A former Vancouver police officer wrongfully convicted of sexually abusing his children in the 1980s has filed a federal lawsuit against Clark County, alleging false imprisonment and malicious prosecution among a host of other allegations.
Through his Seattle attorneys, Clyde Ray Spencer, 63, filed the lawsuit in U.S. District Court in Tacoma on June 2, seeking unspecified damages to be determined at trial.
Spencer’s lawsuit is the latest in the former officer’s long quest to clear his name.
In 1985, he pleaded no contest — which is considered the same as a guilty plea — to sexually abusing his son, daughter and stepson. He was sentenced to two life terms, plus 14 years. His conviction was commuted by Gov. Gary Locke in 2004, then vacated by the Court of Appeals in 2009. Charges were officially dismissed in September. He served nearly 20 years in prison.
Spencer’s case was the subject of a 2005 series, “Reversal of Fortune,” in The Columbian and has drawn nationwide media attention, including from the TV show, “20/20.”
The 68-page civil complaint lists several inconsistencies with the police investigation. Those inconsistencies led to Spencer’s eventual exoneration. His two adult children now say the abuse never happened. Other discrepancies included the withholding of medical exams that showed no evidence of abuse and information that the supervising detective was having an affair with Spencer’s wife.

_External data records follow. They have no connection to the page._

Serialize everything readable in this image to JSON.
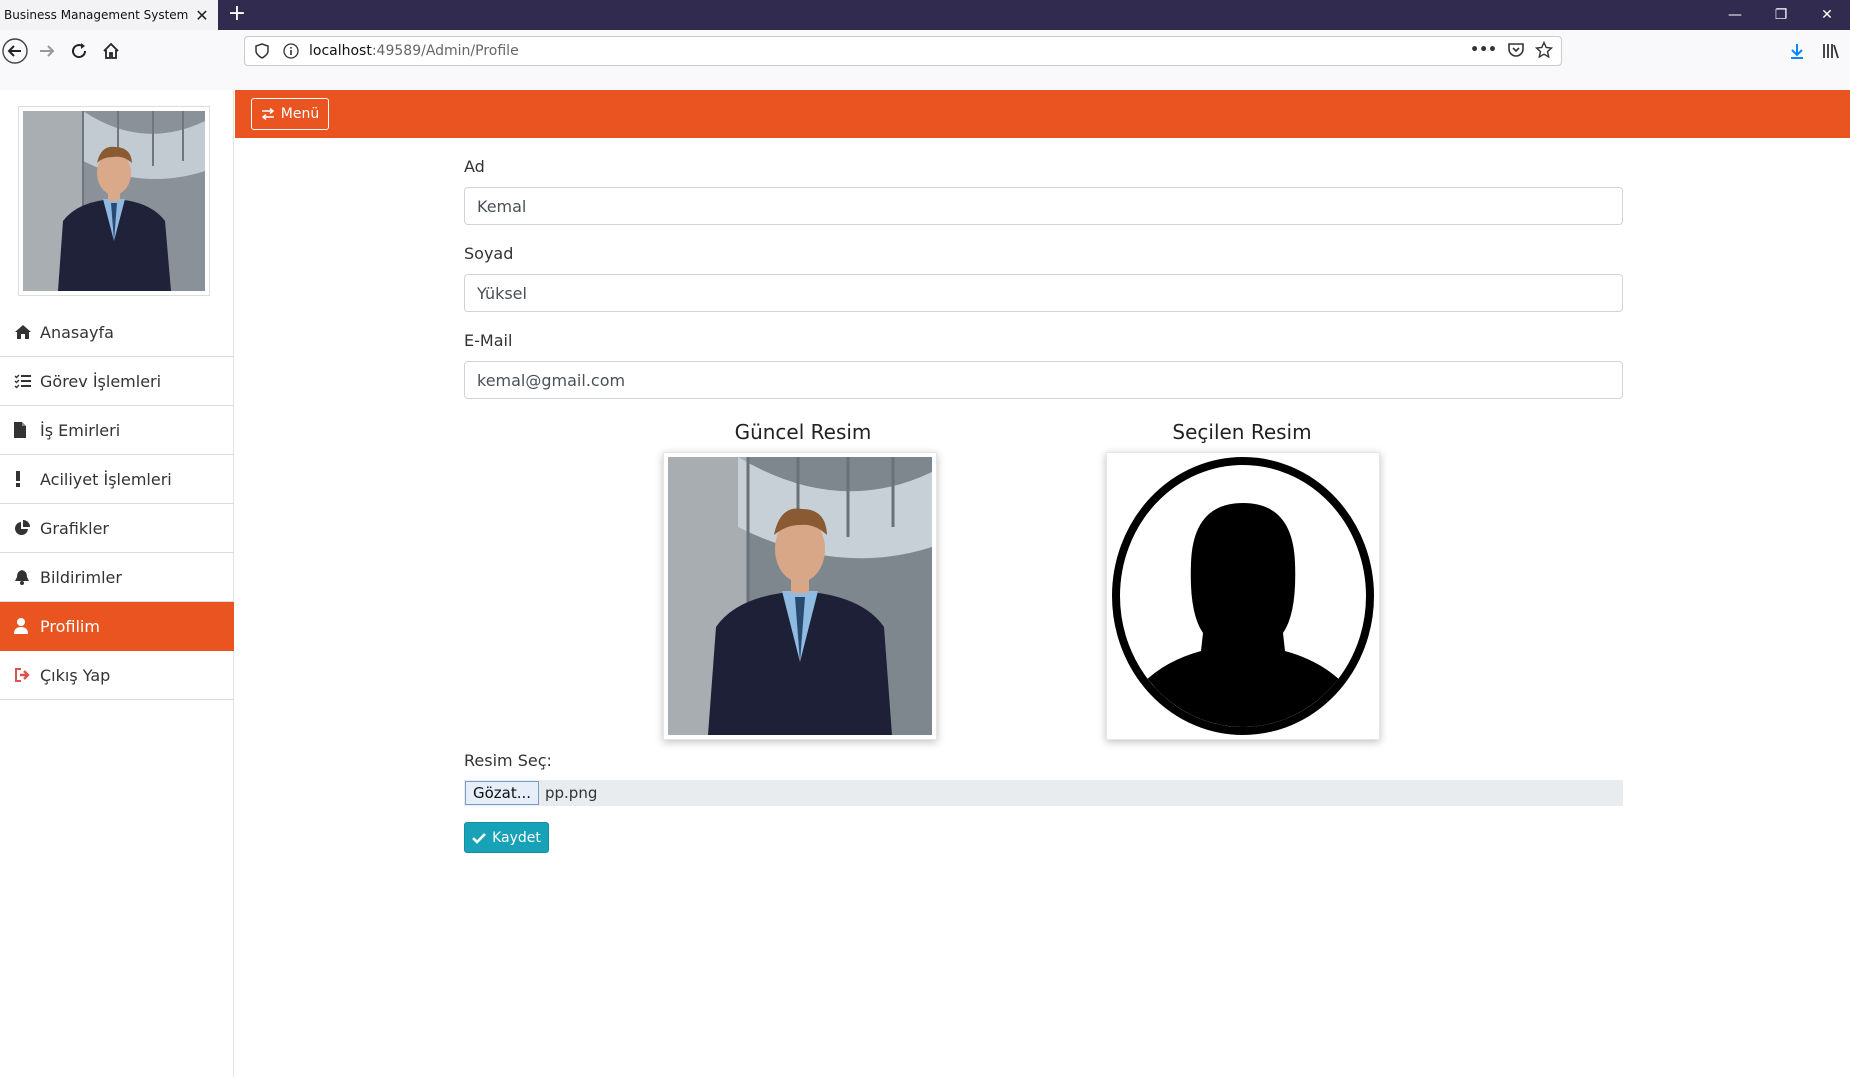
{
  "browser": {
    "tab_title": "Business Management System",
    "tab_close": "✕",
    "new_tab": "+",
    "url_host": "localhost",
    "url_path": ":49589/Admin/Profile",
    "url_more": "•••",
    "window_controls": [
      "—",
      "❐",
      "✕"
    ]
  },
  "sidebar": {
    "items": [
      {
        "label": "Anasayfa",
        "icon": "home-icon"
      },
      {
        "label": "Görev İşlemleri",
        "icon": "tasks-icon"
      },
      {
        "label": "İş Emirleri",
        "icon": "file-icon"
      },
      {
        "label": "Aciliyet İşlemleri",
        "icon": "exclamation-icon"
      },
      {
        "label": "Grafikler",
        "icon": "pie-chart-icon"
      },
      {
        "label": "Bildirimler",
        "icon": "bell-icon"
      },
      {
        "label": "Profilim",
        "icon": "user-icon"
      },
      {
        "label": "Çıkış Yap",
        "icon": "sign-out-icon"
      }
    ],
    "active_item": "Profilim"
  },
  "header": {
    "menu_label": "Menü"
  },
  "form": {
    "first_name_label": "Ad",
    "first_name_value": "Kemal",
    "last_name_label": "Soyad",
    "last_name_value": "Yüksel",
    "email_label": "E-Mail",
    "email_value": "kemal@gmail.com",
    "current_image_title": "Güncel Resim",
    "selected_image_title": "Seçilen Resim",
    "choose_image_label": "Resim Seç:",
    "browse_button": "Gözat...",
    "file_name": "pp.png",
    "save_button": "Kaydet"
  },
  "colors": {
    "accent": "#e95420",
    "save": "#17a2b8",
    "chrome_dark": "#322b50"
  }
}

The suit names Deputy Prosecutor James Peters, Clark County sheriff’s Detective Sharon Krause and sheriff’s Sgt. Michael Davidson as defendants. The three no longer work for the county.
When reached by telephone Monday, Clark County Chief Civil Deputy Prosecutor Bronson Potter said he has yet to see the lawsuit, as it has not been served yet, and declined comment.
In the suit, attorneys Davis Wright Tremaine and Kathleen Zellner contend that Spencer, now of the Seattle area, was deprived of his right to due process and civil liberties, suffered emotional trauma over the stigma of the charges, and lost his family and job over the ordeal.
His children, Matthew Spencer and Kathryn Tetz, who live in Sacramento, Calif., and are now in their 30s, are also named as plaintiffs in the lawsuit. They allege the malicious prosecution and false imprisonment deprived them of having a relationship with their father.
“Matthew Spencer was not only physically deprived of a relationship with his father, but he was led to believe his father was a terrible person who had abused him and committed heinous crimes against him,” the lawsuit states.
In a July 2009 hearing that eventually led to their father’s exoneration, Matthew Spencer testified how, at age 9, he was repeatedly questioned by a sheriff’s detective. The son said he was so hounded by the detective that he said his father abused him just so the detective would leave him alone.
Matthew Spencer and Tetz said that their mother, who divorced Spencer before he was charged, told them as children that they had been blocking out the memory of the abuse.
They said they realized as adults the abuse never happened, and they came forward because it was the right thing to do.
The lawsuit also lambasts a press release issued by the Clark County Prosecutor’s Office in September 2010 defending Spencer’s original conviction. Spencer’s attorneys took issue with several details in the press release, including a line in which Spencer was described as having “sound mind,” when he really was on strong medications for depression.
“What should have been a date of celebration for Mr. Spencer and a day of atonement for defendants became another nightmare for Mr. Spencer as defendants forced their press release into the hands of anyone they could on the courthouse lawn,” according to the lawsuit.
In total, the lawsuit lists 13 claims for relief. They are: two counts each of malicious prosecution and loss of consortium. The other claims are due process violations, hiding of exculpatory evidence, conspiracy to violate civil rights, failure to intervene, false arrest, false imprisonment, intentional infliction of emotional distress, conspiracy and defamation.